The unusual artistic ability which I exhibit was developed at an early age through drawing chalk pictures of Mrs. Lippett on the woodshed door.
I hope that I don't hurt your feelings when I criticize the home of my youth? But you have the upper hand, you know, for if I become too impertinent, you can always stop payment of your cheques. That isn't a very polite thing to say--but you can't expect me to have any manners; a foundling asylum isn't a young ladies' finishing school.
You know, Daddy, it isn't the work that is going to be hard in college. It's the play. Half the time I don't know what the girls are talking about; their jokes seem to relate to a past that every one but me has shared. I'm a foreigner in the world and I don't understand the language. It's a miserable feeling. I've had it all my life. At the high school the girls would stand in groups and just look at me. I was queer and different and everybody knew it. I could FEEL `John Grier Home' written on my face. And then a few charitable ones would make a point of coming up and saying something polite. I HATED EVERY ONE OF THEM--the charitable ones most of all.
Nobody here knows that I was brought up in an asylum. I told Sallie McBride that my mother and father were dead, and that a kind old gentleman was sending me to college which is entirely true so far as it goes. I don't want you to think I am a coward, but I do want to be like the other girls, and that Dreadful Home looming over my childhood is the one great big difference. If I can turn my back on that and shut out the remembrance, I think, I might be just as desirable as any other girl. I don't believe there's any real, underneath difference, do you?

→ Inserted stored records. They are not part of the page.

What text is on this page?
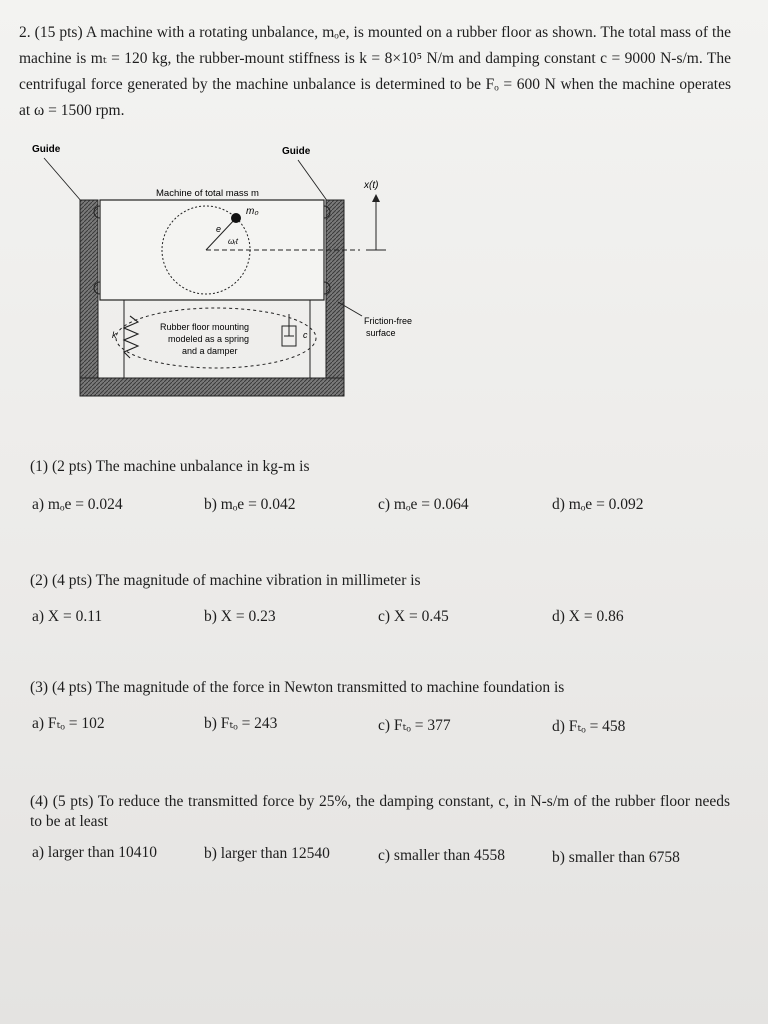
2. (15 pts) A machine with a rotating unbalance, mₒe, is mounted on a rubber floor as shown. The total mass of the machine is mₜ = 120 kg, the rubber-mount stiffness is k = 8×10⁵ N/m and damping constant c = 9000 N-s/m. The centrifugal force generated by the machine unbalance is determined to be Fₒ = 600 N when the machine operates at ω = 1500 rpm.
Guide	Guide
Machine of total mass m
m₀
e
ωᵣt
x(t)
k	c
Rubber floor mounting
modeled as a spring
and a damper
Friction-free
surface
(1) (2 pts) The machine unbalance in kg-m is
a) mₒe = 0.024	b) mₒe = 0.042	c) mₒe = 0.064	d) mₒe = 0.092
(2) (4 pts) The magnitude of machine vibration in millimeter is
a) X = 0.11	b) X = 0.23	c) X = 0.45	d) X = 0.86
(3) (4 pts) The magnitude of the force in Newton transmitted to machine foundation is
a) Fₜₒ = 102	b) Fₜₒ = 243	c) Fₜₒ = 377	d) Fₜₒ = 458
(4) (5 pts) To reduce the transmitted force by 25%, the damping constant, c, in N-s/m of the rubber floor needs to be at least
a) larger than 10410	b) larger than 12540	c) smaller than 4558	b) smaller than 6758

Anyway, Sallie McBride likes me! Yours ever, Judy Abbott (Nee Jerusha.)
I've just been reading this letter over and it sounds pretty un-cheerful. But can't you guess that I have a special topic due Monday morning and a review in geometry and a very sneezy cold?

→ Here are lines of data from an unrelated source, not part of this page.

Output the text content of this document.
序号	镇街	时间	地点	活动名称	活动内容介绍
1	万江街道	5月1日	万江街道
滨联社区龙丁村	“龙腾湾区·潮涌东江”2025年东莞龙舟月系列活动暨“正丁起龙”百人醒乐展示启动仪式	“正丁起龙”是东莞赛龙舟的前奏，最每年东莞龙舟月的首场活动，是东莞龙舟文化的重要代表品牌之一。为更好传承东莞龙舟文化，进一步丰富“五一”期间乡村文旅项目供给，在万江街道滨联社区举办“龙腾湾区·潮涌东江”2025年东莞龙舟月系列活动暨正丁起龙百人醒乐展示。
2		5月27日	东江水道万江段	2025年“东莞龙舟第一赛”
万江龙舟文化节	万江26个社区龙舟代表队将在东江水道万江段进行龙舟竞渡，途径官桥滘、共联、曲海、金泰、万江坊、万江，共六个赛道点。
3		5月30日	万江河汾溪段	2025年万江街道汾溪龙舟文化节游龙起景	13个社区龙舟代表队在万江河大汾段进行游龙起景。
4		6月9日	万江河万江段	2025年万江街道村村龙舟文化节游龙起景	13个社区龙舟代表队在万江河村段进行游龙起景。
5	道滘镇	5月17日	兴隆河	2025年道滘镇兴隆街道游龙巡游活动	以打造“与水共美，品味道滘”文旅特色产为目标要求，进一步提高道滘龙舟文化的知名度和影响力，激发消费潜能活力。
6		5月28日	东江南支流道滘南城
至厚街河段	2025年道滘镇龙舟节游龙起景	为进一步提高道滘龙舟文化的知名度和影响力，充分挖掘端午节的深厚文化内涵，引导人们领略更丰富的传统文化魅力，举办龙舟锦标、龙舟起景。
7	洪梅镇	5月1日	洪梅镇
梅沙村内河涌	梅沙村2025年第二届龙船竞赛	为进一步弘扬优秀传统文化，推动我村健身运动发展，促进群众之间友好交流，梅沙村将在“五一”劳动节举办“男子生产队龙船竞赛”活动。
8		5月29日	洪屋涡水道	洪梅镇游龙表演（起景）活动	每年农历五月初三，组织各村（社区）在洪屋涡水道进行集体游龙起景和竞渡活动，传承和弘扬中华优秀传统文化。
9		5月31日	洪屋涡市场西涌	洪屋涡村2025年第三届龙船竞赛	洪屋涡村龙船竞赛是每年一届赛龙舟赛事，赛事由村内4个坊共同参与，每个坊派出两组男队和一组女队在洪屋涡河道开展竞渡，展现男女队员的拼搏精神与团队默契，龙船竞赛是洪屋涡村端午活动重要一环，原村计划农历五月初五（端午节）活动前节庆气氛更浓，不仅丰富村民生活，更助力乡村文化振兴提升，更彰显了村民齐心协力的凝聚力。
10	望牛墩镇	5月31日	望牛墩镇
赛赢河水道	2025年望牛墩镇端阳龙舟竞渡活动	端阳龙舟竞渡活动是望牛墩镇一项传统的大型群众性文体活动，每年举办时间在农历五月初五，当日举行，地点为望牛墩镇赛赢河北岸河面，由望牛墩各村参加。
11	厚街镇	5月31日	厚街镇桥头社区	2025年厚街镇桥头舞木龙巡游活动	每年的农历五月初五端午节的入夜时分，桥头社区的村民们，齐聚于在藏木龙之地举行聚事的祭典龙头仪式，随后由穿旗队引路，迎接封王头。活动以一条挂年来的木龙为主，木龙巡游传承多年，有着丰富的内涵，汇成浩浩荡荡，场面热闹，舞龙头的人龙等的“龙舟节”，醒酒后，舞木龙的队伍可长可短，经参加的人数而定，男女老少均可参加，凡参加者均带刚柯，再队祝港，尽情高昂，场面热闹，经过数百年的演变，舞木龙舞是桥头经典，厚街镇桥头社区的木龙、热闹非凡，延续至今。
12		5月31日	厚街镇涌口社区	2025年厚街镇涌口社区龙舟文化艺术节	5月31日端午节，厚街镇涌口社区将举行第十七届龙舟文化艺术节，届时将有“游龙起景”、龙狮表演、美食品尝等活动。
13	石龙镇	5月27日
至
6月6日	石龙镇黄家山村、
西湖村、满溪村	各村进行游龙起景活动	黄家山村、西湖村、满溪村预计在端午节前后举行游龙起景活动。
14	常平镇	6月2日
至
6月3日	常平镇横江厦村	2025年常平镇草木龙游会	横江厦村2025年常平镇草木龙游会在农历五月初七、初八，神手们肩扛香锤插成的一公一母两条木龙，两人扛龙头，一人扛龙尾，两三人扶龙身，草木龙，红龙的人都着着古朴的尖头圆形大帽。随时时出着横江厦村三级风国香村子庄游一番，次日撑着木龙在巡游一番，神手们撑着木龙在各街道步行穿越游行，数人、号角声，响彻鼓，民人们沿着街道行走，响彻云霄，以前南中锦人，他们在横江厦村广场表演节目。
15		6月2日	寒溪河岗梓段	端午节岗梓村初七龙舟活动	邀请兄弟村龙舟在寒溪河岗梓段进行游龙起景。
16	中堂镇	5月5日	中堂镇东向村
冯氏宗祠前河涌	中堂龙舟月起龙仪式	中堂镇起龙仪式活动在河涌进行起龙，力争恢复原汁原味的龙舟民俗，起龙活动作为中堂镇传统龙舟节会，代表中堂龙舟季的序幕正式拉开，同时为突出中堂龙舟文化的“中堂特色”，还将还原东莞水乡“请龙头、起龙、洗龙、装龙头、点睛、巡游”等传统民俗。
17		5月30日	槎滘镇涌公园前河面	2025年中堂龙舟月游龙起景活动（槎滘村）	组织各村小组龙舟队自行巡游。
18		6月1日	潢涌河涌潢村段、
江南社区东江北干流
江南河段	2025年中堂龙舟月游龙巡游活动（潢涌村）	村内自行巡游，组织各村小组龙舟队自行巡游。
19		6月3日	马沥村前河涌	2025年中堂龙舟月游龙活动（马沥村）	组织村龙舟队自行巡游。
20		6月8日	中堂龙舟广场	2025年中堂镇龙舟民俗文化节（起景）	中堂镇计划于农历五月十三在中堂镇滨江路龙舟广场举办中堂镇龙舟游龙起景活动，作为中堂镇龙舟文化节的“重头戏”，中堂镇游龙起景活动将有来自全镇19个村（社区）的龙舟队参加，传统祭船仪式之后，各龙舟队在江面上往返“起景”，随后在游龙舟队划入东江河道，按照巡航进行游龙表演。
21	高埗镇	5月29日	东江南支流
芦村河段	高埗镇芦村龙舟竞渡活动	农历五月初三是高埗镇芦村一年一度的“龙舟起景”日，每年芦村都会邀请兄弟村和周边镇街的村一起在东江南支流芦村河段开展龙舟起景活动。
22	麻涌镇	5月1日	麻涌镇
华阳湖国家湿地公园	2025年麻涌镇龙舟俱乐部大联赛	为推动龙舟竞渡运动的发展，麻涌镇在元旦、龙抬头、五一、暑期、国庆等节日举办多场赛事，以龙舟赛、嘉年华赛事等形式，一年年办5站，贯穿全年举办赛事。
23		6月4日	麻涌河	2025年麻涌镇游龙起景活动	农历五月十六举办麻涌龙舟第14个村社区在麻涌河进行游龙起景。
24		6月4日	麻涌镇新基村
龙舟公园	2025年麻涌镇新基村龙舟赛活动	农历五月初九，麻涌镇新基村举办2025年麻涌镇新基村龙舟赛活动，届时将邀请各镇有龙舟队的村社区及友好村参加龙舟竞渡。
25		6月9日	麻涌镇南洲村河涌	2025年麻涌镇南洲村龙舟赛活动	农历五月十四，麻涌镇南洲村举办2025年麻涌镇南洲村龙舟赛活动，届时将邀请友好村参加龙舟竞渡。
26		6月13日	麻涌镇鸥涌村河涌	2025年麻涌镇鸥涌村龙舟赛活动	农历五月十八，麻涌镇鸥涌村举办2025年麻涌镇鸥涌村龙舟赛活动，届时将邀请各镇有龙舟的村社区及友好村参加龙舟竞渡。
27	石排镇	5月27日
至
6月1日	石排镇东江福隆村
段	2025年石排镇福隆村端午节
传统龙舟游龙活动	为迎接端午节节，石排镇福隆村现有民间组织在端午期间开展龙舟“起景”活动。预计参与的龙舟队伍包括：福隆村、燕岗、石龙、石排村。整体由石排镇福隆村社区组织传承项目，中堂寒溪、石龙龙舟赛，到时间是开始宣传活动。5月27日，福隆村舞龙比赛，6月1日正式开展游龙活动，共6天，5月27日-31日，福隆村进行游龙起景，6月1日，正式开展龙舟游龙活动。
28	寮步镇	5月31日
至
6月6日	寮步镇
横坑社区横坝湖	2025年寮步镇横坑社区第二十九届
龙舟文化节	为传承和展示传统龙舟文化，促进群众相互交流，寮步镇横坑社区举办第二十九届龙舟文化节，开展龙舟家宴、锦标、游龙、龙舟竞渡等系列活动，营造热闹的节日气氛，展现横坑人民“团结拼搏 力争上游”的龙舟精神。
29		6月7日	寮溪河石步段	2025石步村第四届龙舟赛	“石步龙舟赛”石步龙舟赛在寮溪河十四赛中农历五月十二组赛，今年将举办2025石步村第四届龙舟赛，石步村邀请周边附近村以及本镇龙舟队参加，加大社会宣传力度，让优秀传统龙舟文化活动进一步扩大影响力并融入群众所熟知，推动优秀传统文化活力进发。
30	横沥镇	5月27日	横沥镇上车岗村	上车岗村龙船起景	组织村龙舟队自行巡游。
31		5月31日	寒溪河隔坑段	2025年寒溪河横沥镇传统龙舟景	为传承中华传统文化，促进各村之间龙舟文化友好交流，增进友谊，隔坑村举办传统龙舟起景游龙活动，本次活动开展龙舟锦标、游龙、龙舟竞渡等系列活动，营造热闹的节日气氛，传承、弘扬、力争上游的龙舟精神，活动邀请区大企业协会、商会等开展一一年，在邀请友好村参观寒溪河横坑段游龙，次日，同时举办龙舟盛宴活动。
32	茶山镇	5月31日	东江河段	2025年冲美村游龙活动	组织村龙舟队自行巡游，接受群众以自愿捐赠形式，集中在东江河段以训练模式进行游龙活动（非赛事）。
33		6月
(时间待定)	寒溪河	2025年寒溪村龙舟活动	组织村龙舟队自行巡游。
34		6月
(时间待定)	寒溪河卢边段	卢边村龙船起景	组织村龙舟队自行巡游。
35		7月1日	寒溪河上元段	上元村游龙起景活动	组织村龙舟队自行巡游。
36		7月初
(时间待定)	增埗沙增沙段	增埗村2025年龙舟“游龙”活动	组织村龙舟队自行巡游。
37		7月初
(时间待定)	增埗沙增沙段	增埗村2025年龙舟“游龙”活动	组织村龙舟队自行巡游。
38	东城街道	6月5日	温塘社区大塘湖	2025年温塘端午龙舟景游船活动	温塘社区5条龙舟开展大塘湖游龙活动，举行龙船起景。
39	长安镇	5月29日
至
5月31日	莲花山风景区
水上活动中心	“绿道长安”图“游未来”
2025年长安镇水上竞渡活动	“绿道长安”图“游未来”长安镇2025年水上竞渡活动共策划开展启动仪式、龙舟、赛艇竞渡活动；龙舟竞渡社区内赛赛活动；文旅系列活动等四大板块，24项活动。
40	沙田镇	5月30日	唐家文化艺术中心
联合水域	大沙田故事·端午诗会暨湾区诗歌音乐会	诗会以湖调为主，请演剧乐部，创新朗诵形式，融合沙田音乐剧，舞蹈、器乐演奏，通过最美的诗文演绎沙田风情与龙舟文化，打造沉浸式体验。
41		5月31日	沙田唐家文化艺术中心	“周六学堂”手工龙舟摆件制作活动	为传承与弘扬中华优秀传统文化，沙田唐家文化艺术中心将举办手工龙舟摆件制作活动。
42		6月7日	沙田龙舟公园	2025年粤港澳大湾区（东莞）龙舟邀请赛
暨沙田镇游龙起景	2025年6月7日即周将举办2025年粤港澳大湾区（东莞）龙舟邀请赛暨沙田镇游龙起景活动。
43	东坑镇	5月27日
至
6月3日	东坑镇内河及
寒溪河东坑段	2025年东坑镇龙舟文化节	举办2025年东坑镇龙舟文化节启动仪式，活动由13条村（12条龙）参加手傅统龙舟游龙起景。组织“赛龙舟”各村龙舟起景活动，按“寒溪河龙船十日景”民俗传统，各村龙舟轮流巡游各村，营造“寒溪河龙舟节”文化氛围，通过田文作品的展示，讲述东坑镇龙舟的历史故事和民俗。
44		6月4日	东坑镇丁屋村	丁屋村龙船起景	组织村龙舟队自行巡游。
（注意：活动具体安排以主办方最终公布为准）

I forgot to post this yesterday, so I will add an indignant postscript. We had a bishop this morning, and WHAT DO YOU THINK HE SAID?
`The most beneficent promise made us in the Bible is this, "The poor ye have always with you." They were put here in order to keep us charitable.'
The poor, please observe, being a sort of useful domestic animal. If I hadn't grown into such a perfect lady, I should have gone up after service and told him what I thought.